1. 简介
normalizer和analyzer类似,不同的是normalizer 只会产出单个的token,所以normalizer 不包含tokenizer,只是由char_filter和token filter构成,因为normalnizer只会处理单个token,所以只有那些针对每个char工作的token filter是可以用来构建normalizer的,比如 lowercase filter是可以的,但是stemer filter则是不行的。

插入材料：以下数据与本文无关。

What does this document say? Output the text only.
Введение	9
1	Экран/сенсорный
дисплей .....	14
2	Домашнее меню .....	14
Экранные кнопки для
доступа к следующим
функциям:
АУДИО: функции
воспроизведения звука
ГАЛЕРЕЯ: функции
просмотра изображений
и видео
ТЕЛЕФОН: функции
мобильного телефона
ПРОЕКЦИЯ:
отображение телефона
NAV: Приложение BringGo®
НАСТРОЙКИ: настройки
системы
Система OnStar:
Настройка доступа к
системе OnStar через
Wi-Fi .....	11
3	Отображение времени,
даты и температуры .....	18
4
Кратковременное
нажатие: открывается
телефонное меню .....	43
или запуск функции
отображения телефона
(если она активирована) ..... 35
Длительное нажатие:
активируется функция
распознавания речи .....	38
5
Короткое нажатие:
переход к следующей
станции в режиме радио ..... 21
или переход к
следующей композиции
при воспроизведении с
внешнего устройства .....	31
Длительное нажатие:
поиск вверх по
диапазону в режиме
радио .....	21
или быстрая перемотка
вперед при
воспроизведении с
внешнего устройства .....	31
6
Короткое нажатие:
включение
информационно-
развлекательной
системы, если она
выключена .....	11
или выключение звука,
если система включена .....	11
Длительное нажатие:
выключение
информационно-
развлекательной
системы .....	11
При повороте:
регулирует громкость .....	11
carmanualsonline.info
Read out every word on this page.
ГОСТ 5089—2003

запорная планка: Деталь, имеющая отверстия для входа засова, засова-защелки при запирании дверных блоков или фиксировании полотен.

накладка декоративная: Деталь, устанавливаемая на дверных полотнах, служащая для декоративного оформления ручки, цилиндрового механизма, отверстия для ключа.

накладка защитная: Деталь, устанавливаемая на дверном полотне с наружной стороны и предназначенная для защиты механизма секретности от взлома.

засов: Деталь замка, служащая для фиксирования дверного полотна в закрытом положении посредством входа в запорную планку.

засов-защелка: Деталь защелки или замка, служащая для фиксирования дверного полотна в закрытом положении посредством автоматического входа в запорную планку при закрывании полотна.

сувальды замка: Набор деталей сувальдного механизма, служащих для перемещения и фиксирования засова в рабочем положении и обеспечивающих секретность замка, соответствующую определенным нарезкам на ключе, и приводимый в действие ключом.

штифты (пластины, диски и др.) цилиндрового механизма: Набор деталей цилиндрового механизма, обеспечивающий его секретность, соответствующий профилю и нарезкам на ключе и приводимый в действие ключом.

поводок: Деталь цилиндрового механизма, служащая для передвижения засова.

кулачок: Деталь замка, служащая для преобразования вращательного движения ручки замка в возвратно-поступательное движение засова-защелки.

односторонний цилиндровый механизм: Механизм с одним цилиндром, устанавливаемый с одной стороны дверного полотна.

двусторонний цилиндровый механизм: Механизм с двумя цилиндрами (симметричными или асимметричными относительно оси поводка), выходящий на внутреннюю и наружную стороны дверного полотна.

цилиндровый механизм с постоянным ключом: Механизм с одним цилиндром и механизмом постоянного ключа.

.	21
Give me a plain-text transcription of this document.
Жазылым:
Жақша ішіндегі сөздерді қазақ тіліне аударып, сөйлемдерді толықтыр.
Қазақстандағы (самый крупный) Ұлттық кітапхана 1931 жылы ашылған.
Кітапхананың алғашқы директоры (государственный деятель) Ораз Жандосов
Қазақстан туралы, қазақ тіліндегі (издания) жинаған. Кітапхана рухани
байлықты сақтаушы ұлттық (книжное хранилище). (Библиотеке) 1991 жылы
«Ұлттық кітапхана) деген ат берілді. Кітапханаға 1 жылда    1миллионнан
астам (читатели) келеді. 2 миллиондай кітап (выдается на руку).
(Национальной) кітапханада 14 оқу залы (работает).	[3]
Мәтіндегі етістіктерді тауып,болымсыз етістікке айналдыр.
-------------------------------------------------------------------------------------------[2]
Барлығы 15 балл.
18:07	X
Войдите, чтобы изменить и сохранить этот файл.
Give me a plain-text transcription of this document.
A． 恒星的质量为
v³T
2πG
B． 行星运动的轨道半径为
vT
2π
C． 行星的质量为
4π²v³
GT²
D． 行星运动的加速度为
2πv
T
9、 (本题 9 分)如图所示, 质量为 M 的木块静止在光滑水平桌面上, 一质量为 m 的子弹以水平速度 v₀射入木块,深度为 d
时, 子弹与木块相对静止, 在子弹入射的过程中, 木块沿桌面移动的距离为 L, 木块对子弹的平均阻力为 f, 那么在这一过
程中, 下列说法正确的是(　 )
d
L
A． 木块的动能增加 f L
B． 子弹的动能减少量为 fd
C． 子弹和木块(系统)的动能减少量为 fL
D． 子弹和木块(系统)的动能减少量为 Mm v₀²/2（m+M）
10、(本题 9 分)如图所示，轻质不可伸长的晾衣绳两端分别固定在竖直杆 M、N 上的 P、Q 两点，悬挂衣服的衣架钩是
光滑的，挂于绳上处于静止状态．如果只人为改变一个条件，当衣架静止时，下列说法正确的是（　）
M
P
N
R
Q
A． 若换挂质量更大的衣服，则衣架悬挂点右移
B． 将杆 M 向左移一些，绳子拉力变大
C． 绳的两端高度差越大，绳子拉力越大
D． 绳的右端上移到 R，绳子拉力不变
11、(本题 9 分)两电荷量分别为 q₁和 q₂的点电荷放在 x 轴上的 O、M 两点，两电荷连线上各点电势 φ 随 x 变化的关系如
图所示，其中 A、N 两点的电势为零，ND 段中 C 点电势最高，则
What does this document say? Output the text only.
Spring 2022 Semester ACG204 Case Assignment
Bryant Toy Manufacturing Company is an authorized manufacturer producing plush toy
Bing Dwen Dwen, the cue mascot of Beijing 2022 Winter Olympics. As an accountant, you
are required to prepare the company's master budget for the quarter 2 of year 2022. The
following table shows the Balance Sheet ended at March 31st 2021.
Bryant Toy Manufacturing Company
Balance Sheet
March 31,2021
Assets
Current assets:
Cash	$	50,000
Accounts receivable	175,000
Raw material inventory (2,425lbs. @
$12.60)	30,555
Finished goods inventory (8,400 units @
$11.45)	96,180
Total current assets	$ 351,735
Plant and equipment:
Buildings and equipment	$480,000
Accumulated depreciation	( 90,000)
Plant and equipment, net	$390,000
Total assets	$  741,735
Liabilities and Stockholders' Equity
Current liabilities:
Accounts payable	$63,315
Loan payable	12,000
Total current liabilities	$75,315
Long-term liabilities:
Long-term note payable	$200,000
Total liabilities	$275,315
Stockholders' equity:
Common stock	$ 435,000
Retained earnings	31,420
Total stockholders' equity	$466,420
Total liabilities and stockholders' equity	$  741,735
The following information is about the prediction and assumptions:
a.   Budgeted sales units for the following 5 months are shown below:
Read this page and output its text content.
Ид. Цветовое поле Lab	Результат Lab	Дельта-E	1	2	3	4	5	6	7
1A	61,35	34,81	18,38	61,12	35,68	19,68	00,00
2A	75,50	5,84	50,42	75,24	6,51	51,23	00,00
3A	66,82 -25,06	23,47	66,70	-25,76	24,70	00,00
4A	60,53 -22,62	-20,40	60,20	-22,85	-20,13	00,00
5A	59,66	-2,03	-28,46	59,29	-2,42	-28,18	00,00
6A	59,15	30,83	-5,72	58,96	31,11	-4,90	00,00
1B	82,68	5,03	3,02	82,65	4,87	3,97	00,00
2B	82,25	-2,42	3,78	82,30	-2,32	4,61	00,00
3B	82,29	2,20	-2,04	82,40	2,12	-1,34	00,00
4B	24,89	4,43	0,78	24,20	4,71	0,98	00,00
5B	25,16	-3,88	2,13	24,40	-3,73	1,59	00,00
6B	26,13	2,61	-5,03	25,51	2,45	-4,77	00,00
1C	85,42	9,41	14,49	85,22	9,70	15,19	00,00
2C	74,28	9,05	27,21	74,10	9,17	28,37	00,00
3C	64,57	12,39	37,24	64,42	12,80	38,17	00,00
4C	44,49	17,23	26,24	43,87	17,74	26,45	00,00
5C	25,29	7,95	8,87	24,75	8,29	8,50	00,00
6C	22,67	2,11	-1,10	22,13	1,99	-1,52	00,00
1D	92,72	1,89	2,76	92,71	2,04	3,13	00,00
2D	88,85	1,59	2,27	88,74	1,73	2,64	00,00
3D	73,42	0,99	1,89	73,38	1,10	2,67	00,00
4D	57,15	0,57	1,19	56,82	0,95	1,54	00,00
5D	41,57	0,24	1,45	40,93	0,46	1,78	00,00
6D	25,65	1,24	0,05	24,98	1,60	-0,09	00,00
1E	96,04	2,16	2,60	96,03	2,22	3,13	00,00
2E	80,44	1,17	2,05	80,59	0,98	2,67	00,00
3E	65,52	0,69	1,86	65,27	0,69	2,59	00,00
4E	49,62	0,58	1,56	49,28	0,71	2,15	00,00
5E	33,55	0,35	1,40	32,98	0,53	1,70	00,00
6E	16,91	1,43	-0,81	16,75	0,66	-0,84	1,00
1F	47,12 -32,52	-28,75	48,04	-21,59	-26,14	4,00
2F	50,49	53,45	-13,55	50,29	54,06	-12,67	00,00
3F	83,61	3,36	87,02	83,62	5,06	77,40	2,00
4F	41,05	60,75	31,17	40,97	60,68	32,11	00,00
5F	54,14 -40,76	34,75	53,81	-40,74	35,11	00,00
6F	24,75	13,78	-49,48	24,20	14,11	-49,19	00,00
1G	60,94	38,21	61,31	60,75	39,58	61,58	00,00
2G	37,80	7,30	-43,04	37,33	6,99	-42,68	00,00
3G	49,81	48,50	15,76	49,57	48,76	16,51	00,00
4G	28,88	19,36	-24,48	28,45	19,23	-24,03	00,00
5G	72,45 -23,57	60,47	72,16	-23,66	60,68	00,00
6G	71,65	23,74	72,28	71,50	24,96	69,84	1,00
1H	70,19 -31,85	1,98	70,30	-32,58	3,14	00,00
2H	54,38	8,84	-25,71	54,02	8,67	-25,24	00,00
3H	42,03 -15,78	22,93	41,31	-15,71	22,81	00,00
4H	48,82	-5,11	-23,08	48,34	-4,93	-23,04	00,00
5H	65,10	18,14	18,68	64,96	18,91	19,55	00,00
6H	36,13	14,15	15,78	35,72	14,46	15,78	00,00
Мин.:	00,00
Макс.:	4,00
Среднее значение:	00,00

目前可以在normalizer中使用的filter有
arabic_normalization,
asciifolding,
bengali_normalization,
cjk_width,
decimal_digit,
elision,
german_normalization,
hindi_normalization,
indic_normalization,
lowercase,
persian_normalization,
scandinavian_folding,
serbian_normalization,
sorani_normalization,
uppercase.
一个样例
PUT index
{
"settings": {
"analysis": {
"char_filter": {
"quote": {
"type": "mapping",
"mappings": [
"« => \"",
"» => \""
]
}
},
"normalizer": {
"my_normalizer": {
"type": "custom",
"char_filter": ["quote"],
"filter": ["lowercase", "asciifolding"]
}
}
}
},
"mappings": {
"properties": {
"foo": {
"type": "keyword",
"normalizer": "my_normalizer"
}
}
}
}